In Tai Chi practice, we first learned basic postures by
trying to imitate the moves Sifu made. After learning the choreography of each
move, we began to learn that a Posture is actually a complex sequence of weight
shifts – Yin and Yang. If we try to move before the weight has shifted, we lose
balance and sometimes topple over. Chinese thought holds that Tai Chi creates
balance within our body through Yin and Yang movements.
The Postures felt different – and resonated more, if that
makes sense – with this new perspective in mind. It’s these intricate layers
that make Tai Chi increasingly satisfying – and we’ve only begun to scratch the
surface!
I’m grateful for the first Plot Twist, without which I might
not fully appreciate the second one, which is, in essence, God’s assertion that
He knows this class is a gift to me and
His mercy in not taking it away (while reminding me that He can!) It's like they were an object lesson of Yin and Yang that prefaced the class on Yin and Yang. Both of
these Twists also made me appreciate even more that Sifu is a gift from God –
he was healed by practicing Tai Chi and teaches with the selfless goal of helping
each of his students achieve balance
and healing; if that means adding a class so two students can continue to progress and heal, he'll commit some more of his time to do that.
Writing this journal helps me find and appreciate the good,
or Yang, sometimes by recognizing that things could be or have been worse, the
Yin. I can see God’s hand in leading me first to lunch with a friend who
inspired me to look for daily blessings, then quickly to someone who told me
about the Tai Chi class; recognizing blessings plays right into the Tai Chi
practice of moving Yin and Yang to create balance.

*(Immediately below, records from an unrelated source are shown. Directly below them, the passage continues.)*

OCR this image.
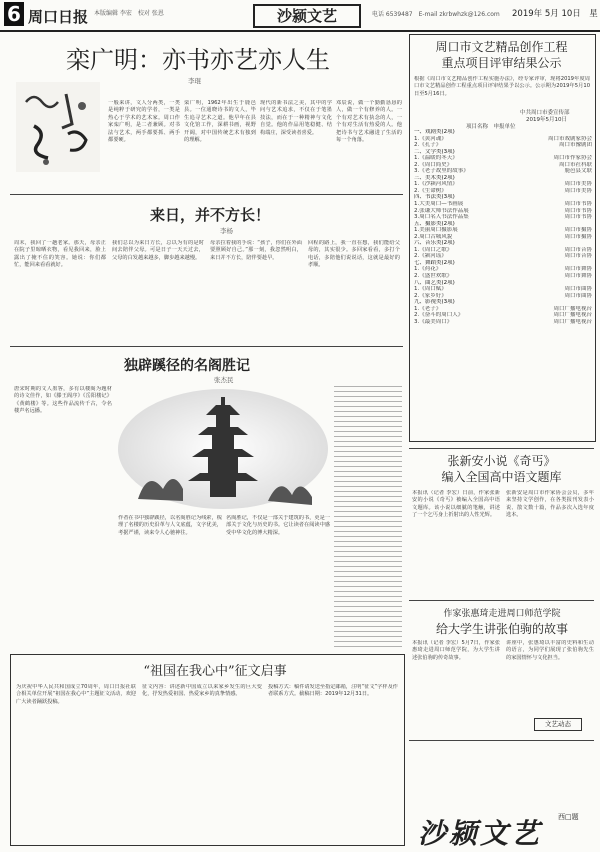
6 周口日报 本版编辑 李宏　校对 张恩	沙颍文艺	电话 6539487　E-mail zkrbwhzk@126.com 2019年 5月 10日　星
栾广明：亦书亦艺亦人生
李琨
一般来讲，文人分两类，一类是纯粹于研究的学者，一类是热心于学术的艺术家。周口作家栾广明，是二者兼顾。对书法与艺术，两手都要抓、两手都要硬。
栾广明，1962年出生于鹿邑县。一位通晓诗书的文人，毕生追寻艺术之道。他早年在县文化馆工作，深耕书画，视野开阔，对中国传统艺术有独到的理解。
现代的新书法之美，其中的学问与艺术追求，不仅在于笔墨技法，而在于一种精神与文化自觉。他的作品用笔稳健、结构端庄，深受读者喜爱。
邓辰说，做一个勤勤恳恳的人，做一个有修养的人。一个有对艺术有执念的人，一个有对生活有热爱的人。他把诗书与艺术融进了生活的每一个角落。
来日，并不方长！
李杨
周末，我回了一趟老家。那天，母亲正在院子里晾晒衣物，看见我回来，脸上露出了掩不住的笑容。她说：你们都忙，能回来看看就好。
我们总以为来日方长，总以为有的是时间去陪伴父母。可是日子一天天过去，父母的白发越来越多，脚步越来越慢。
母亲拉着我的手说：“孩子，你们在外面要照顾好自己。”那一刻，我忽然明白，来日并不方长，陪伴要趁早。
回程的路上，我一直在想，我们能给父母的，其实很少。多回家看看，多打个电话，多陪他们说说话，这就是最好的孝顺。
独辟蹊径的名阁胜记
张杰民
唐宋时期的文人墨客，多有以楼阁为题材的诗文佳作，如《滕王阁序》《岳阳楼记》《黄鹤楼》等。这些作品流传千古，令名楼声名远播。
作者在书中独辟蹊径，以名阁胜记为线索，梳理了名楼的历史沿革与人文底蕴，文字优美，考据严谨，读来令人心驰神往。
名阁胜记，不仅是一部关于建筑的书，更是一部关于文化与历史的书。它让读者在阅读中感受中华文化的博大精深。
周口市文艺精品创作工程
重点项目评审结果公示
根据《周口市文艺精品创作工程实施办法》，经专家评审，现将2019年度周口市文艺精品创作工程重点项目评审结果予以公示。公示期为2019年5月10日至5月16日。
中共周口市委宣传部
2019年5月10日
项目名称　申报单位
一、戏剧类(2项)
1.《黄河魂》	周口市戏剧家协会
2.《孔子》	周口市豫剧团
二、文学类(3项)
1.《温暖的冬天》	周口市作家协会
2.《周口简史》	周口市社科联
3.《老子故里的故事》	鹿邑县文联
三、美术类(2项)
1.《沙颍河风情》	周口市美协
2.《生命树》	周口市美协
四、书法类(3项)
1.大美周口—书画展	周口市书协
2.张谦大师书法作品展	周口市书协
3.周口名人书法作品集	周口市书协
五、摄影类(2项)
1.美丽周口摄影展	周口市摄协
2.周口古城风貌	周口市摄协
六、音乐类(2项)
1.《周口之歌》	周口市音协
2.《颍河谣》	周口市音协
七、舞蹈类(2项)
1.《荷花》	周口市舞协
2.《盛世欢歌》	周口市舞协
八、曲艺类(2项)
1.《周口赋》	周口市曲协
2.《家乡好》	周口市曲协
九、影视类(3项)
1.《老子》	周口广播电视台
2.《奋斗的周口人》	周口广播电视台
3.《最美周口》	周口广播电视台
张新安小说《奇丐》
编入全国高中语文题库
本报讯（记者 李宏）日前，作家张新安的小说《奇丐》被编入全国高中语文题库。该小说以细腻的笔触，讲述了一个乞丐身上折射出的人性光辉。
张新安是周口市作家协会会员，多年来坚持文学创作，在各类报刊发表小说、散文数十篇，作品多次入选年度选本。
作家张惠琦走进周口师范学院
给大学生讲张伯驹的故事
本报讯（记者 李宏）5月7日，作家张惠琦走进周口师范学院，为大学生讲述张伯驹的传奇故事。
讲座中，张惠琦以丰富的史料和生动的语言，为同学们展现了张伯驹先生的家国情怀与文化担当。
文艺动态
“祖国在我心中”征文启事
为庆祝中华人民共和国成立70周年，周口日报社联合相关单位开展“祖国在我心中”主题征文活动，欢迎广大读者踊跃投稿。
征文内容：讲述新中国成立以来家乡发生的巨大变化，抒发热爱祖国、热爱家乡的真挚情感。
投稿方式：稿件请发送至指定邮箱，注明“征文”字样及作者联系方式。截稿日期：2019年12月31日。
沙颍文艺 西□题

According to Chinese philosophy, anxiety, frustration, anger and
fatigue I feel can be balanced by bringing in more Yang. It seems so obvious,
right? What’s the quickest way to end a child’s tantrum or sulking? Tickle him!
But why do I not instinctively tickle myself? Sifu says it’s the Monkey Mind
that so dislikes change that it stubbornly resists.
I am grateful that Tai Chi gives me a daily practice
designed to slowly loosen the Monkey Mind’s grip, unblock energy flow and
restore balance. And grateful that my classes will continue for a while!